In 1977, Keating was brought to trial at the Old Bailey. It was revealed that he had forged over 2,000 paintings by over a hundred different artists. He claimed that his forgeries had been made to show up the art establishment. However, the case was dropped due to Keating’s ill health - brought on by a life-time of chain-smoking and inhaling dangerous fumes from his restoring chemicals and painting turpentine. That year with the help of Geraldine Norman and Frank Norman he wrote and published his bestselling auto-biography The Fakes Progress: The Tom Keating Story.                

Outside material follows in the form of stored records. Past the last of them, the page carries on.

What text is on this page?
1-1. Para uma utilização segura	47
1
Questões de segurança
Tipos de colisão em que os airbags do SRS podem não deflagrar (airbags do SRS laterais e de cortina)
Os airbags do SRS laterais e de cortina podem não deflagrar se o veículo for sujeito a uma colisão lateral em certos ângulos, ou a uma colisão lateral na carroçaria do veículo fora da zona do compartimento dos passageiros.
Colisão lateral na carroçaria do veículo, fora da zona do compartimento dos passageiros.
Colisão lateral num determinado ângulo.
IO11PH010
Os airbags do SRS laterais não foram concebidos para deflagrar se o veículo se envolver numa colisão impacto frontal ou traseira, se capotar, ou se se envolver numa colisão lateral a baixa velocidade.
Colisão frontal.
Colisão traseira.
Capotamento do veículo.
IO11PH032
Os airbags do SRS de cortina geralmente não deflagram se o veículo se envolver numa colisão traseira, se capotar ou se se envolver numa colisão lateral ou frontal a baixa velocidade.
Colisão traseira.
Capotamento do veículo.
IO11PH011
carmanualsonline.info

After the trial, his fakes – now titled homage’s - and his own work began to be avidly collected. His last hurrah were these wonderful programs for Channel four in 1982 and 1983 - when he was in his mid sixties and in poor health.
             
In these half-hour television programs - made at the tail-end of his life - he showed how the painters; Titian, Rembrandt, Constable, Turner, Boudin, Rousseau, Manet, Monet, Degas, Renoir, van Gogh and Cézanne  - conceived, started, worked up, qualified and finished their canvases. As he made works in their style (often with tongue-in-check) - he told brief but telling stories of their lives, character, training and working habits. Keating modestly taught the techniques of tempera and oils and pastels, which kinds of brushes to use, how to grind pigments, how to prime canvases, apply glazes, use impastos, varnish paintings and handle the paint brush.
             
Keating said: “I am trying to encourage everybody to have a go… anyone can pick up a paint brush… it’s inhibition that stops even children… it just needs courage.” Yet at the same time he made clear the need for academic or self-training, the difference between genius and talent and those unteachable aspects of painting that required an inner vision. He also honestly pointed out how comparatively easy it was to copy a painting – since the forger did not have to imagine, compose and construct a painting from scratch and out of a highly evolved personal style – they merely imitated.
             
Keating most admired the techniques of the Venetian painters like Titian and Dutch painters like Rembrandt. Although he acknowledged that Titian was widely regarded as the greatest painter in the Western tradition – his favourite was Rembrandt whose humanity he found very moving. William Turner he regarded as the greatest landscape painter of all time.
             
As an old forger Keating frankly spoke of the difficultly of old master and academic techniques - which he confessed required more discipline, skill, craft, patience and professional focus – than Impressionist techniques. However he also spoke of the freshness, direct honesty and reality of out-door painting conceived by Constable, Turner, the Barbizon painters and the Impressionists. He also spoke of the courage and Christ-like humanism of van Gogh and the obsessive dedication of Cézanne.
             
I noted to Carol that she could learn more about the technical aspects of painting in these two series – than fours year in NCAD. Keating was quite simply the greatest and only credible painting teacher I had ever seen in this debased, low-brow and asinine genre. If I had one complaint about Keating’s painting it was the slackness of his underlying drawing and the crudeness of his brushstrokes.